Mais le dimanche à l’aube, le corps sans vie du jeune homme était retrouvé sur un parking, à deux pas de la discothèque.

L’autopsie a démontré que son décès était dû à des épanchements sanguins au niveau de la boîte crânienne. Bref, un traumatisme probablement dû à des coups portés à main nue.

Les indices étant minces, les enquêteurs ont lancé un appel à témoins tout en s’intéressant aux différentes altercations survenues ce soir-là. Une piste qui a fini par payer. Ce mardi, un jeune de 27 ans a été placé sous mandat d’arrêt pour coups et blessures volontaires ayant entraîné la mort sans intention de la donner.

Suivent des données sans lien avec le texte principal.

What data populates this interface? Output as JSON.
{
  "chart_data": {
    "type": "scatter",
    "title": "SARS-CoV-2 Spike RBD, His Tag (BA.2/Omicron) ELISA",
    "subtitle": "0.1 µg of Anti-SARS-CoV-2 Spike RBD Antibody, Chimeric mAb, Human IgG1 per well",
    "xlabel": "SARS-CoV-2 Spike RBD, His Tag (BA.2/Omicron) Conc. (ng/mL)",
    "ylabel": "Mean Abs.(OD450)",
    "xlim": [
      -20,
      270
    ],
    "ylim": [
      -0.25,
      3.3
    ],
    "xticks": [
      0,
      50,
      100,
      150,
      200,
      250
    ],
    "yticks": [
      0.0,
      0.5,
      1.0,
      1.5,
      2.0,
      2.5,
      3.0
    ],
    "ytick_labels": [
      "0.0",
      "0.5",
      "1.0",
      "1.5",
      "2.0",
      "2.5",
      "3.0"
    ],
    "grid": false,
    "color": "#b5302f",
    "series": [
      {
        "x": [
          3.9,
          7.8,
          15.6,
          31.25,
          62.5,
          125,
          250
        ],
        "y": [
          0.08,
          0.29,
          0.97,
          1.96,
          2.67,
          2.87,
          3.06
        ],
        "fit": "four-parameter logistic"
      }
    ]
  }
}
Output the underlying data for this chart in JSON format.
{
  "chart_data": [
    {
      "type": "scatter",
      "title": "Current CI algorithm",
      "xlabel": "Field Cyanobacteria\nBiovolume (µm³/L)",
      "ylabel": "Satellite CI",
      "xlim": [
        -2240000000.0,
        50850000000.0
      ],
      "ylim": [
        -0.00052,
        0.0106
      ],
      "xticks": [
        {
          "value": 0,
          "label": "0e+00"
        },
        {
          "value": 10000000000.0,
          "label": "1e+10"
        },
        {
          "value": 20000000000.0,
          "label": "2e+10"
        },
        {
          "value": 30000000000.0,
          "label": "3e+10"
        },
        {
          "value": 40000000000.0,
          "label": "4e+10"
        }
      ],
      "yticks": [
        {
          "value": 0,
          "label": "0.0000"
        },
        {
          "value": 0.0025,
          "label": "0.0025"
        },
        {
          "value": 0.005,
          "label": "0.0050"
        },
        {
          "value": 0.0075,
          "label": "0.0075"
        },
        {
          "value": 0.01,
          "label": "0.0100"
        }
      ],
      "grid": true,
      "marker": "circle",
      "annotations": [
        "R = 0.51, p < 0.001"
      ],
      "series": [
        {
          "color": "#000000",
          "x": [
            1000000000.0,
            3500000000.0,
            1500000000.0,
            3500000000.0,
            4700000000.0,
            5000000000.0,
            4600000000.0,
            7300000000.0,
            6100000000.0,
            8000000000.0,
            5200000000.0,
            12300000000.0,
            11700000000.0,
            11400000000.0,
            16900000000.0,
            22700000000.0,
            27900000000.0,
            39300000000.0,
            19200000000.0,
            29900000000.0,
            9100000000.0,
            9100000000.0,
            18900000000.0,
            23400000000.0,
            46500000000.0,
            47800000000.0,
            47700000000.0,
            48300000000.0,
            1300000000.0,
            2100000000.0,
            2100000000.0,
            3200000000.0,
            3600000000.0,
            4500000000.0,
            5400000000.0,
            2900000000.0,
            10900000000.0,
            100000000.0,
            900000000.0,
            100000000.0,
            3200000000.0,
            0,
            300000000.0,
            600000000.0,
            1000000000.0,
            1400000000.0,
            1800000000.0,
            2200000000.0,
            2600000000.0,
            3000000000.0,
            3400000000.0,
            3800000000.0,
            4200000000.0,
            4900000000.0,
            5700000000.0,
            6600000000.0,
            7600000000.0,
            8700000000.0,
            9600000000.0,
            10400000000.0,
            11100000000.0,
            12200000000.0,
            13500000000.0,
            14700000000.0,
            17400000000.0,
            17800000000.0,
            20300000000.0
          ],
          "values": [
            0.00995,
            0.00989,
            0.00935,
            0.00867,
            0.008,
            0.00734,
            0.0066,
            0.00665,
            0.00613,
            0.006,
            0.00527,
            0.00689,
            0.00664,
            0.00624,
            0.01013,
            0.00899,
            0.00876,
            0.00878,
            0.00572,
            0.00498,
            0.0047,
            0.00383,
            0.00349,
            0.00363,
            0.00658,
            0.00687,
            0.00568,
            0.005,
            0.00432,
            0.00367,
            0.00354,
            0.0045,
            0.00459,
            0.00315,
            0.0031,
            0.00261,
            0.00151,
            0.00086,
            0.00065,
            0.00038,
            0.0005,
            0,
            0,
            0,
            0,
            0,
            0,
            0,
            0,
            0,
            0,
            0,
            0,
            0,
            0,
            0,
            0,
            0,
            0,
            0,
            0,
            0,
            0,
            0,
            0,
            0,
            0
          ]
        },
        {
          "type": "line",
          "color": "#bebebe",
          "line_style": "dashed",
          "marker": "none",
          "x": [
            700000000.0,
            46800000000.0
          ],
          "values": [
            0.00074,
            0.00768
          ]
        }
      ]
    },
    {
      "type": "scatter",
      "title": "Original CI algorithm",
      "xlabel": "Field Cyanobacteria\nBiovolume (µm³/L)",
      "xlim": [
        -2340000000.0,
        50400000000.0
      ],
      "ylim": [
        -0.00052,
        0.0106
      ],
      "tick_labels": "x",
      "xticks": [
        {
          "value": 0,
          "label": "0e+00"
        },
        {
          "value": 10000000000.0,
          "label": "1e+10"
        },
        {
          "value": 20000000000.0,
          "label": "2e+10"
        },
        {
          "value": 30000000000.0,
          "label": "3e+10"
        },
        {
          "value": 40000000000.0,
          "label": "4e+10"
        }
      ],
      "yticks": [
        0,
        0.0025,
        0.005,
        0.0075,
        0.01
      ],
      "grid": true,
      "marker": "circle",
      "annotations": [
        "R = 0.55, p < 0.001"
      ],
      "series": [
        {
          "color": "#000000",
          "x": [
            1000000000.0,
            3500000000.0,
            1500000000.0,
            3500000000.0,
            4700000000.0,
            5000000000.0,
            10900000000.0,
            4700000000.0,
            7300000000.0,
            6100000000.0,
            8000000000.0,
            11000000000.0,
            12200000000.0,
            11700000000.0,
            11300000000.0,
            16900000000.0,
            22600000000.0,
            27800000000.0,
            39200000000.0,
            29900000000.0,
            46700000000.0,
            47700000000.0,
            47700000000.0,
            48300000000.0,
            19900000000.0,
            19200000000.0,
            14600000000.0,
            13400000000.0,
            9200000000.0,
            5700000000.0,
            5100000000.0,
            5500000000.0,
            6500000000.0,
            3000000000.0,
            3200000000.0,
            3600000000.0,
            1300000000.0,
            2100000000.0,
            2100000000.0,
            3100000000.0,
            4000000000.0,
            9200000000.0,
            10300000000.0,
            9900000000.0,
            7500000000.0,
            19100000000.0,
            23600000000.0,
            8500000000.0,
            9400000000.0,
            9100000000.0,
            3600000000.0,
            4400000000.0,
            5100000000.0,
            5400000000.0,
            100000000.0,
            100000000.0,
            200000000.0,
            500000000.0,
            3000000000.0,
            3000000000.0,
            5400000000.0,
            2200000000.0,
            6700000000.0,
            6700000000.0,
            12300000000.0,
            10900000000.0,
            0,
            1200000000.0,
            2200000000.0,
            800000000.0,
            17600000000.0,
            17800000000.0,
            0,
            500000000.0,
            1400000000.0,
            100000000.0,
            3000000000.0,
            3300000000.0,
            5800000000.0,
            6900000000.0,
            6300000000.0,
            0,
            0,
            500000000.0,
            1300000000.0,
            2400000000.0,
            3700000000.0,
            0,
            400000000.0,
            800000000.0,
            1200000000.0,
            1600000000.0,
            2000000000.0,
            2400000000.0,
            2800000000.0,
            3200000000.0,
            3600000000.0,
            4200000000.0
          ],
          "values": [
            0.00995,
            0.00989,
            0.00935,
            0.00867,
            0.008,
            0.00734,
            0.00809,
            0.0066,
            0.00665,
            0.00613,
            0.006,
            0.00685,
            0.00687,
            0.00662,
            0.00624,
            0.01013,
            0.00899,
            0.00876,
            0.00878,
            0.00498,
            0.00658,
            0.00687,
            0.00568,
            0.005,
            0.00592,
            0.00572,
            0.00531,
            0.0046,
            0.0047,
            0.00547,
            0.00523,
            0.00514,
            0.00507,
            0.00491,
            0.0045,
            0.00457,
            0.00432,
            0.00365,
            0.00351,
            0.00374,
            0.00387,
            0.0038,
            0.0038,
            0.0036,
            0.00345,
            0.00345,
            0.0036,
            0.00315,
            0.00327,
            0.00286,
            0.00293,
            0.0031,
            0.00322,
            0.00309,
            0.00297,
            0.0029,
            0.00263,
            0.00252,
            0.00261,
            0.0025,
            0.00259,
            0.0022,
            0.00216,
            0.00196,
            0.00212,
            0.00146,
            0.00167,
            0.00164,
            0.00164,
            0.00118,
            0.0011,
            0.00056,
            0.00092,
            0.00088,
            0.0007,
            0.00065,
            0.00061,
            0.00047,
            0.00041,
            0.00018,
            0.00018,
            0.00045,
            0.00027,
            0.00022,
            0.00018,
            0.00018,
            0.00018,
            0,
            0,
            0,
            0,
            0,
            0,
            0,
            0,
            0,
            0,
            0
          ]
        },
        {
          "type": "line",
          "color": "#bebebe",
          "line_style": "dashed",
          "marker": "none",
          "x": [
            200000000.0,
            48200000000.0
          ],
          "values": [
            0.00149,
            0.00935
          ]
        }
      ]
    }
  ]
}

Selon le parquet de Charleroi, le suspect reconnaît avoir eu une altercation avec la victime et l’avoir frappée à une seule reprise. "Des déclarations qui ne sont pas forcément contradictoires avec les constatations médico-légales", selon le procureur du Roi de division.

D’autres traces retrouvées sur le corps de Tomy Delmotte devront encore être expliquées. Le motif de la dispute n’a en revanche pas été précisé.